Figure 2 also demonstrates another significant increase in math proficiencies in 2019. That year, Virginia implemented updated math Standards of Learning which did not significantly differ in rigor. However, the Virginia Board of Education approved lower cut scores — the percentage of questions a student had to answer correctly be classified as pass proficient — for the new math tests administered that year. Table 1 displays the differences in cut scores as well as the differences in SOL pass rates for each math test. The old tests with the higher cut scores were administered in 2018, and the new tests with the lower cut scores were administered in 2019.

Virginia Math Cut Scores and SOL Pass Rates

The effect of lowering expectations for student proficiency is obvious: more students were classified as proficient. In the absence of any other data to provide context, this might seem like a good thing. Of course we all want more students to be proficient!

However, when we compare Virginia’s SOL proficiencies to Virginia’s National Assessment of Educational Progress proficiencies, we see conflicting trends (Figures 3 and 4). When Virginia increased the rigor on the math assessments in 2012 and reading in 2013, the SOL pass rates trended downward but NAEP proficiencies trended upward. When Virginia Math SOL proficiencies improved in 2019 due to the lowered expectations, Virginia students were measured to be less proficient than the previous year on the NAEP assessment. (NAEP assessments are administered every other year.)

Figure 3. Virginia Math 4 SOL Pass Rates and NAEP Proficiencies

Figure 4. Virginia Math 8 SOL Pass Rates and NAEP Proficiencies

Figure 5. Virginia Reading 4 SOL Pass Rates and NAEP Proficiencies

Figure 6. Virginia Reading 8 SOL Pass Rates and NAEP Proficiencies

Figures 7 and 8 display the subgroup proficiency gaps on Virginia’s SOL tests. The Black-White Gap is calculated by subtracting the pass rate of white students from the pass rate of black students, and the other gaps are calculated accordingly. The more negative numbers signify greater gaps in proficiencies.

Figure 8. Virginia Reading 8 Subgroup Proficiency Gaps. (Econ D = economically disadvantaged)

Figure 8. Virginia Math 8 Subgroup Proficiency Gaps

While the argument can be made that lowering expectations for SOL proficiency (i.e. lowering cut scores) seems to produce lower proficiency gaps among subgroups, do our students who find themselves in those lower performing subgroups benefit from the lowered standards just because the gaps decrease? Is it easier to rig the system by lowering our standards so that more kids in those subgroups can demonstrate “proficiency” on paper than to actually help them achieve at higher levels? Has lowering standards ever really improved anything?
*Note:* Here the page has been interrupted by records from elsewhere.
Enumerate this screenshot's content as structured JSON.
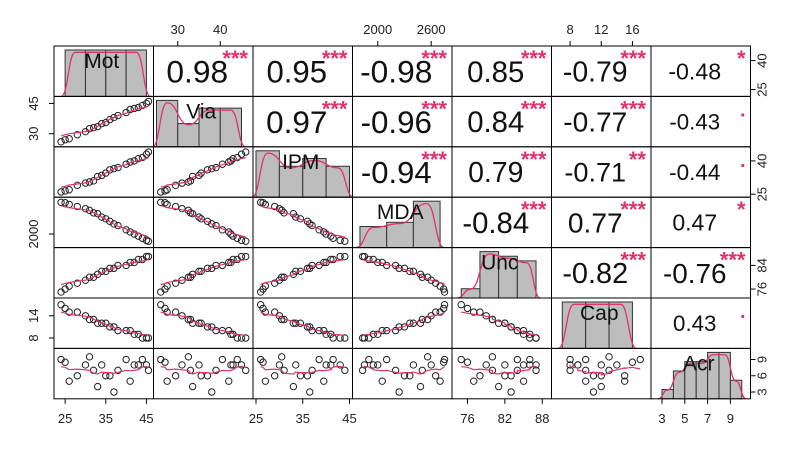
{
  "chart_data": {
    "type": "scatter-matrix",
    "variables": [
      "Mot",
      "Via",
      "IPM",
      "MDA",
      "Unc",
      "Cap",
      "Acr"
    ],
    "ranges": [
      [
        23,
        46
      ],
      [
        25,
        47
      ],
      [
        25,
        45
      ],
      [
        1750,
        2800
      ],
      [
        74,
        89
      ],
      [
        6,
        18
      ],
      [
        2.3,
        10.5
      ]
    ],
    "correlations": [
      {
        "row": 0,
        "col": 1,
        "text": "0.98",
        "stars": "***"
      },
      {
        "row": 0,
        "col": 2,
        "text": "0.95",
        "stars": "***"
      },
      {
        "row": 0,
        "col": 3,
        "text": "-0.98",
        "stars": "***"
      },
      {
        "row": 0,
        "col": 4,
        "text": "0.85",
        "stars": "***"
      },
      {
        "row": 0,
        "col": 5,
        "text": "-0.79",
        "stars": "***"
      },
      {
        "row": 0,
        "col": 6,
        "text": "-0.48",
        "stars": "*"
      },
      {
        "row": 1,
        "col": 2,
        "text": "0.97",
        "stars": "***"
      },
      {
        "row": 1,
        "col": 3,
        "text": "-0.96",
        "stars": "***"
      },
      {
        "row": 1,
        "col": 4,
        "text": "0.84",
        "stars": "***"
      },
      {
        "row": 1,
        "col": 5,
        "text": "-0.77",
        "stars": "***"
      },
      {
        "row": 1,
        "col": 6,
        "text": "-0.43",
        "stars": "."
      },
      {
        "row": 2,
        "col": 3,
        "text": "-0.94",
        "stars": "***"
      },
      {
        "row": 2,
        "col": 4,
        "text": "0.79",
        "stars": "***"
      },
      {
        "row": 2,
        "col": 5,
        "text": "-0.71",
        "stars": "**"
      },
      {
        "row": 2,
        "col": 6,
        "text": "-0.44",
        "stars": "."
      },
      {
        "row": 3,
        "col": 4,
        "text": "-0.84",
        "stars": "***"
      },
      {
        "row": 3,
        "col": 5,
        "text": "0.77",
        "stars": "***"
      },
      {
        "row": 3,
        "col": 6,
        "text": "0.47",
        "stars": "*"
      },
      {
        "row": 4,
        "col": 5,
        "text": "-0.82",
        "stars": "***"
      },
      {
        "row": 4,
        "col": 6,
        "text": "-0.76",
        "stars": "***"
      },
      {
        "row": 5,
        "col": 6,
        "text": "0.43",
        "stars": "."
      }
    ],
    "histograms": [
      {
        "var": "Mot",
        "bins": [
          25,
          30,
          35,
          40,
          45
        ],
        "counts": [
          5,
          5,
          5,
          5
        ]
      },
      {
        "var": "Via",
        "bins": [
          25,
          30,
          35,
          40,
          45
        ],
        "counts": [
          6,
          3,
          5,
          5
        ]
      },
      {
        "var": "IPM",
        "bins": [
          25,
          30,
          35,
          40,
          45
        ],
        "counts": [
          6,
          4,
          5,
          4
        ]
      },
      {
        "var": "MDA",
        "bins": [
          1800,
          2100,
          2400,
          2700
        ],
        "counts": [
          5,
          6,
          11
        ]
      },
      {
        "var": "Unc",
        "bins": [
          75,
          78,
          81,
          84,
          87
        ],
        "counts": [
          2,
          10,
          9,
          8
        ]
      },
      {
        "var": "Cap",
        "bins": [
          7,
          10,
          13,
          16
        ],
        "counts": [
          7,
          7,
          7
        ]
      },
      {
        "var": "Acr",
        "bins": [
          3,
          4,
          5,
          6,
          7,
          8,
          9,
          10
        ],
        "counts": [
          1,
          3,
          4,
          4,
          5,
          5,
          2
        ]
      }
    ],
    "points": {
      "Mot": [
        24,
        25,
        26,
        28,
        30,
        31,
        32,
        33,
        34,
        35,
        36,
        37,
        38,
        40,
        41,
        42,
        43,
        44,
        45,
        45.5
      ],
      "Via": [
        26,
        27,
        27.5,
        29.5,
        31,
        32.5,
        33,
        33.5,
        35,
        35.5,
        37,
        38,
        39,
        40.5,
        42,
        42.5,
        43,
        44,
        45,
        46
      ],
      "IPM": [
        26,
        26.5,
        27,
        29,
        30,
        30.5,
        31,
        33,
        33.5,
        34.5,
        36,
        36.5,
        37,
        38.5,
        39.5,
        40,
        41,
        41.5,
        43,
        44
      ],
      "MDA": [
        2750,
        2740,
        2700,
        2650,
        2600,
        2560,
        2500,
        2480,
        2400,
        2360,
        2300,
        2240,
        2200,
        2100,
        2050,
        2000,
        1950,
        1900,
        1850,
        1830
      ],
      "Unc": [
        75,
        76,
        77,
        78,
        79,
        80,
        80,
        81,
        82,
        82,
        83,
        83,
        84,
        84,
        85,
        85,
        86,
        86,
        87,
        87
      ],
      "Cap": [
        17,
        16,
        15,
        15,
        14,
        13,
        13,
        12,
        12,
        12,
        11,
        11,
        10,
        10,
        10,
        9,
        9,
        8,
        8,
        8
      ],
      "Acr": [
        9,
        8.5,
        5,
        6,
        8,
        9.5,
        7,
        4,
        8,
        6,
        6,
        3,
        7,
        9,
        5,
        8,
        8,
        9,
        8,
        7
      ]
    },
    "x_tick_labels": {
      "bottom": [
        {
          "col": 0,
          "labels": [
            "25",
            "35",
            "45"
          ],
          "values": [
            25,
            35,
            45
          ]
        },
        {
          "col": 2,
          "labels": [
            "25",
            "35",
            "45"
          ],
          "values": [
            25,
            35,
            45
          ]
        },
        {
          "col": 4,
          "labels": [
            "76",
            "82",
            "88"
          ],
          "values": [
            76,
            82,
            88
          ]
        },
        {
          "col": 6,
          "labels": [
            "3",
            "5",
            "7",
            "9"
          ],
          "values": [
            3,
            5,
            7,
            9
          ]
        }
      ],
      "top": [
        {
          "col": 1,
          "labels": [
            "30",
            "40"
          ],
          "values": [
            30,
            40
          ]
        },
        {
          "col": 3,
          "labels": [
            "2000",
            "2600"
          ],
          "values": [
            2000,
            2600
          ]
        },
        {
          "col": 5,
          "labels": [
            "8",
            "12",
            "16"
          ],
          "values": [
            8,
            12,
            16
          ]
        }
      ]
    },
    "y_tick_labels": {
      "left": [
        {
          "row": 1,
          "labels": [
            "30",
            "45"
          ],
          "values": [
            30,
            45
          ]
        },
        {
          "row": 3,
          "labels": [
            "2000"
          ],
          "values": [
            2000
          ]
        },
        {
          "row": 5,
          "labels": [
            "8",
            "14"
          ],
          "values": [
            8,
            14
          ]
        }
      ],
      "right": [
        {
          "row": 0,
          "labels": [
            "25",
            "40"
          ],
          "values": [
            25,
            40
          ]
        },
        {
          "row": 2,
          "labels": [
            "25",
            "40"
          ],
          "values": [
            25,
            40
          ]
        },
        {
          "row": 4,
          "labels": [
            "76",
            "84"
          ],
          "values": [
            76,
            84
          ]
        },
        {
          "row": 6,
          "labels": [
            "3",
            "6",
            "9"
          ],
          "values": [
            3,
            6,
            9
          ]
        }
      ]
    },
    "colors": {
      "smooth_line": "#e0336b",
      "stars": "#e0336b",
      "histogram_fill": "#bdbdbd",
      "points": "#222222"
    }
  }
}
I strongly believe that a good K-12 education can provide the building blocks for success in life. I similarly believe that strong reading and mathematical skills are a lynchpin in a good K-12 education and provide a means by which to learn almost anything else. Our reading and math SOL tests are not perfect, and cannot be made to be so, but they do measure valuable skills. I have yet to encounter anyone who could produce a valid argument against their kids mastering those skills.

Just because these proficiency gaps have persisted in Virginia since the implementation of SOL tests doesn’t mean they have to continue to do so. There are schools and school divisions in this state that have greatly diminished those gaps. Instead of working to obfuscate those proficiency gaps through the arbitrary manipulation of the proficiency standards, maybe our students would be better off if schools set higher expectations and implemented a process to replicate the strategies of those who narrowed their gaps. I strongly believe the latter would yield much better results.

Matt Hurt is director of the Comprehensive Instructional Program based in Wise.